横浜ゴムは10月15日、車の空気抵抗低減に加え、走行時に発生する車両のリフト(浮き上がり)抑制に貢献するタイヤのエアロダイナミクス技術を開発したと発表した。

同社は2010年から空力シミュレーションを活用したエアロダイナミクス技術を研究しており、2012年12月にはタイヤハウス内における空気の流れを制御するためインサイド(車両装着時内側)のサイドウォールにフィン状突起を放射線状に配置した技術を発表した。

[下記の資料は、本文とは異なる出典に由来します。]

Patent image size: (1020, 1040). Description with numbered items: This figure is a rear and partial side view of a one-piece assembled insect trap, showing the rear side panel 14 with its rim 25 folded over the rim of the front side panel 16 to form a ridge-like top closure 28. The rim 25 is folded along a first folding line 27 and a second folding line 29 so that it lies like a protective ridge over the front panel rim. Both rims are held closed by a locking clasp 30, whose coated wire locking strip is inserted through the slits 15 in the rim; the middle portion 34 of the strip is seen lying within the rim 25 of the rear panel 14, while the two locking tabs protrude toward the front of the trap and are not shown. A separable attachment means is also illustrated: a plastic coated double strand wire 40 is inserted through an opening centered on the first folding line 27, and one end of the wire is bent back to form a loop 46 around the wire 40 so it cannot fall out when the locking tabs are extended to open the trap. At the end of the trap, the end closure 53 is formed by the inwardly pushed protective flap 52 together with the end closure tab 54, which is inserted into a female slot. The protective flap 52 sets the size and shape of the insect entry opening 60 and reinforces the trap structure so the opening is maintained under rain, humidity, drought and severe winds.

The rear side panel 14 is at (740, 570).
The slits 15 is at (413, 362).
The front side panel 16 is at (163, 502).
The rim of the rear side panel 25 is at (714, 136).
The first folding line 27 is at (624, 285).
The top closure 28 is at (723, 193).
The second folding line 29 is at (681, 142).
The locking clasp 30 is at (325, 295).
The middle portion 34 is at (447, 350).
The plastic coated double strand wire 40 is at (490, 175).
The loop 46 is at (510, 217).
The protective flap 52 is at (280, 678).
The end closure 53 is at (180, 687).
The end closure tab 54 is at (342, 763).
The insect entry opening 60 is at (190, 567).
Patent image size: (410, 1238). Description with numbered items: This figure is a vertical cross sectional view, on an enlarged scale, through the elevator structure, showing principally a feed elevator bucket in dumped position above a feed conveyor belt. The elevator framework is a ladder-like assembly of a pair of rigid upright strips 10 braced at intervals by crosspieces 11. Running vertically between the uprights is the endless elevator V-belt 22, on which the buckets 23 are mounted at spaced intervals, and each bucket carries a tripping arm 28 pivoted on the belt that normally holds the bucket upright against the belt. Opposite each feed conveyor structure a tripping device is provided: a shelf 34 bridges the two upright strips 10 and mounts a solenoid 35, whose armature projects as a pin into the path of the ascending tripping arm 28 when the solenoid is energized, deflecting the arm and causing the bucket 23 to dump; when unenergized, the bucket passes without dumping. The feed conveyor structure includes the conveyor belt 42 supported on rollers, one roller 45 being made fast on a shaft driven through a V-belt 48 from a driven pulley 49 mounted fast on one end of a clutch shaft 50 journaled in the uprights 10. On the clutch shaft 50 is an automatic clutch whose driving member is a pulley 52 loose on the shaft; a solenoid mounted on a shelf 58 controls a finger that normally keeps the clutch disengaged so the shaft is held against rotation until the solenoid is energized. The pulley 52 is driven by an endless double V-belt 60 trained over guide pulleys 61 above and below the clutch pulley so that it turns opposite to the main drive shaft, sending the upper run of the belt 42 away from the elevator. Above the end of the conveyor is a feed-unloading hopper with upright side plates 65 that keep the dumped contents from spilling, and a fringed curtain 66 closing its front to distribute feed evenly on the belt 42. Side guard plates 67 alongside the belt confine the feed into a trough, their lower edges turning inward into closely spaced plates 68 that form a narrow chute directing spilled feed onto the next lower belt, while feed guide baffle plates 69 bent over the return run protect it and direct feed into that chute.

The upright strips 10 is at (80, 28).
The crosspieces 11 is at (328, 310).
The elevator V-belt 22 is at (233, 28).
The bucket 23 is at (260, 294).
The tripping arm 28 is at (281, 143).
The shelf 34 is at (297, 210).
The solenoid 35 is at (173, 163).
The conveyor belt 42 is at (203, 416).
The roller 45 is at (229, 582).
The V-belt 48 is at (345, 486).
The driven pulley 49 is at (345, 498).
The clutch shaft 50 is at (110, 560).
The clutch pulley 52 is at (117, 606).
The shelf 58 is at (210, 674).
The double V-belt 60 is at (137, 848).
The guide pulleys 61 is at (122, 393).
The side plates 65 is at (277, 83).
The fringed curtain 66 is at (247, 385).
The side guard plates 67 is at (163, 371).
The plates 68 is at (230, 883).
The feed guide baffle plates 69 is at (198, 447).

今回の研究では、車両全体の空気の流れを制御するために、フィンの形状を新たに開発し、タイヤのショルダー部に近いサイドウォールに、斜めに配置した。また、このフィンをアウトサイド(車両装着時外側)のサイドウォールに配置すると、フィンがタイヤ上部では空気抵抗の低減に寄与し、下部では車両のリフト抑制に貢献することを突き止めた。さらに、東北大学流体科学研究所の大林茂 教授らとともにスーパーコンピューター「京」を使って大規模な空力シミュレーションによるパラメータスタディを行った結果、空力的効果を高めるフィン配置に関する知見を得ることができたという。同社は、同技術を実用化することで、車の燃費性能を高めるとともに車体の安定性を向上するタイヤ開発が期待できるとしている。

なお、新形状のエアロダイナミクスタイヤは10月28日から東京ビッグサイトで開催される第44回東京モーターショー2015に参考出品される予定。